At the table, Safa chops vegetables for a cucumber salad. It's a modest meal. Back home in Iraq, they would be cooking for five times as many people. Their house would be filled with cousins, aunts, uncles, grandparents. Some might bring platters of food to share, and people would stay feasting and talking until after midnight, before going home and resuming the fast the next day.

Ghada says that's what she really misses. “In my country it's nice because many (relatives), like father, mother, sister, sister-in-law, brother-in-law, mother-in-law, father-in-law. It's nice,” she says. “But here I feel no one beside me. Like, just friends.”

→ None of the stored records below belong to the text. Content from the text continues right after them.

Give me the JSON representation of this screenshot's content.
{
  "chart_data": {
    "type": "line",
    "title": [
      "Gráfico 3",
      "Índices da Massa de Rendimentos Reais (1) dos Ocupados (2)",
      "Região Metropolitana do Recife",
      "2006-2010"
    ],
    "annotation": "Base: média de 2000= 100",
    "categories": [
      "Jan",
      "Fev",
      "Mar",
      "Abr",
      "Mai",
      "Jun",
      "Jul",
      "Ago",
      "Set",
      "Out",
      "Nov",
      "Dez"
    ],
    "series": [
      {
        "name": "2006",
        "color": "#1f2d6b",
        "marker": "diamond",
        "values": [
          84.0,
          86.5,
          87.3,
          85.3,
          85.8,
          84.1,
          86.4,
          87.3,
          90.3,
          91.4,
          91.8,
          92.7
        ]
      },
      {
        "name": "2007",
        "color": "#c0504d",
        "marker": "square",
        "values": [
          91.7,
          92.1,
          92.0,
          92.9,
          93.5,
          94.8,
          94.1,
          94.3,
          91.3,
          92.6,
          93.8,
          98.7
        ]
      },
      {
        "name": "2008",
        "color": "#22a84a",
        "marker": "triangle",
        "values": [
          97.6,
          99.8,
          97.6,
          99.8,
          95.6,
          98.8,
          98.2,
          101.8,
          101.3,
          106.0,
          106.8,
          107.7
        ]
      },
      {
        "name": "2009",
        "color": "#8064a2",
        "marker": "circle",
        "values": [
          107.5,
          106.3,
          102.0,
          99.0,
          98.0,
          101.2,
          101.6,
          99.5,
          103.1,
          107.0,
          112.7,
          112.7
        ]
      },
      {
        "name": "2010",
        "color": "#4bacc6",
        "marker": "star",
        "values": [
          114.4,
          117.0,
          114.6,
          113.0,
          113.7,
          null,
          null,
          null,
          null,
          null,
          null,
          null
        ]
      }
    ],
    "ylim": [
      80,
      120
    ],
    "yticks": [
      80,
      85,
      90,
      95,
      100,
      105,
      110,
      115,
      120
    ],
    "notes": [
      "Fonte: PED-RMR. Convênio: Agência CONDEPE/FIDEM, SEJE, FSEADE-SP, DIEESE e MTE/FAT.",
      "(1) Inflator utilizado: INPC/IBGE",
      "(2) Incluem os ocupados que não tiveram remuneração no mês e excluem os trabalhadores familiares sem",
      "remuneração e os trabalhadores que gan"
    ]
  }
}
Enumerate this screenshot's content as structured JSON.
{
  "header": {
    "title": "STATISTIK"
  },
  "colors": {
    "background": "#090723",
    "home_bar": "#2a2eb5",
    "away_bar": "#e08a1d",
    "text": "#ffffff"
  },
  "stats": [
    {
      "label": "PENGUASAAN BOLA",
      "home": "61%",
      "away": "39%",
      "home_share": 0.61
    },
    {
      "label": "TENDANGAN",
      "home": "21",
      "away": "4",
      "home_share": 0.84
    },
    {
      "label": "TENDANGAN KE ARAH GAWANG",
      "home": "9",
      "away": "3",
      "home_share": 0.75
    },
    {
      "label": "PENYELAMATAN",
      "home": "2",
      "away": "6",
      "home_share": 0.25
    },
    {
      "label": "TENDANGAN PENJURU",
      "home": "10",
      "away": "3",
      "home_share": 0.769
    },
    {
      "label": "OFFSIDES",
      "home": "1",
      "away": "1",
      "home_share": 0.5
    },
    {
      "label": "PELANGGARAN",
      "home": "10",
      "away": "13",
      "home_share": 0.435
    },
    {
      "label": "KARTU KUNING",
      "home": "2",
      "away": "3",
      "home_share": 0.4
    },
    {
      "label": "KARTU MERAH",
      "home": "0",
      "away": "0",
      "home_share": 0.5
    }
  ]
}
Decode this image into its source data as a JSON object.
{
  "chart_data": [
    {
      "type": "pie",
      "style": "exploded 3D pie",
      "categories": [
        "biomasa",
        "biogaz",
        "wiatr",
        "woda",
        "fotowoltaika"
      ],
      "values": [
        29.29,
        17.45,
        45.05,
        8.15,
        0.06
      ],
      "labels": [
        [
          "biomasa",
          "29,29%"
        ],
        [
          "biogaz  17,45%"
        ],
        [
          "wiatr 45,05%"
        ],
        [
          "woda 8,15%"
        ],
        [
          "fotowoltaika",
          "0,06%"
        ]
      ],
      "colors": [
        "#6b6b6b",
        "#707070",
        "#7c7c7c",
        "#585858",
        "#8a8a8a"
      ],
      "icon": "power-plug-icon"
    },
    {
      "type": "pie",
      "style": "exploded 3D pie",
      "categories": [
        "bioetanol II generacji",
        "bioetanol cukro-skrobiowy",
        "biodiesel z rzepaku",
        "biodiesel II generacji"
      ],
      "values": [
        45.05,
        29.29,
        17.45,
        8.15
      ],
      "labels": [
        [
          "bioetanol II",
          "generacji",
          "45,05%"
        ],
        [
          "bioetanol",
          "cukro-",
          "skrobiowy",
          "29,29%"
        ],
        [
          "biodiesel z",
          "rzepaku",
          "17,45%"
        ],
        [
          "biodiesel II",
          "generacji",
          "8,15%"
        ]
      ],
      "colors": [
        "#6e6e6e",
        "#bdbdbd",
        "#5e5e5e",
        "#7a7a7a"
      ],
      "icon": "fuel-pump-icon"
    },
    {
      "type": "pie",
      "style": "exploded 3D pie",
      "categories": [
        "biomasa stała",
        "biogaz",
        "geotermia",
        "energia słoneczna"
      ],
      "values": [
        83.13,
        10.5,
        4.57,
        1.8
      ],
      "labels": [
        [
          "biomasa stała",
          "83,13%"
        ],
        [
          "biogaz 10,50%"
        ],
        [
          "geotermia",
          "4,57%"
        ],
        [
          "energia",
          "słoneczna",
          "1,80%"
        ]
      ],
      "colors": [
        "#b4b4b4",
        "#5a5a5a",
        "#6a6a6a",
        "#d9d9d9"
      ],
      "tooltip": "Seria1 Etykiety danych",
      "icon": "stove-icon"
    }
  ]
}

The Kassims are slowly building a community for themselves here. And like generations of newcomers before them, they are finding that religion can help them do that. “Like last year, especially the weekend, I invite many of my friends to have the iftar with me,” recalls Safa. “And not all of them are Muslim, not all of them are from my country, not all of them speak Arabic. But they help me a lot.”

Safa says that others have helped her, too. Like last year when she worked at a food market, and there were nights during Ramadan that she was scheduled for the evening shift. That meant she couldn't break her fast at the appointed time. A few elderly customers would stop in and slip her a bag of date-filled cookies as she worked the cash register. Safa proudly calls them her friends.

Tonight Safa plans to nap for half an hour, then privately read a few pages of the Koran before the family heads to an Iraqi friend's home to break the fast together. She says she loves and looks forward to Ramadan. That's something that hasn't changed, no matter where she lives.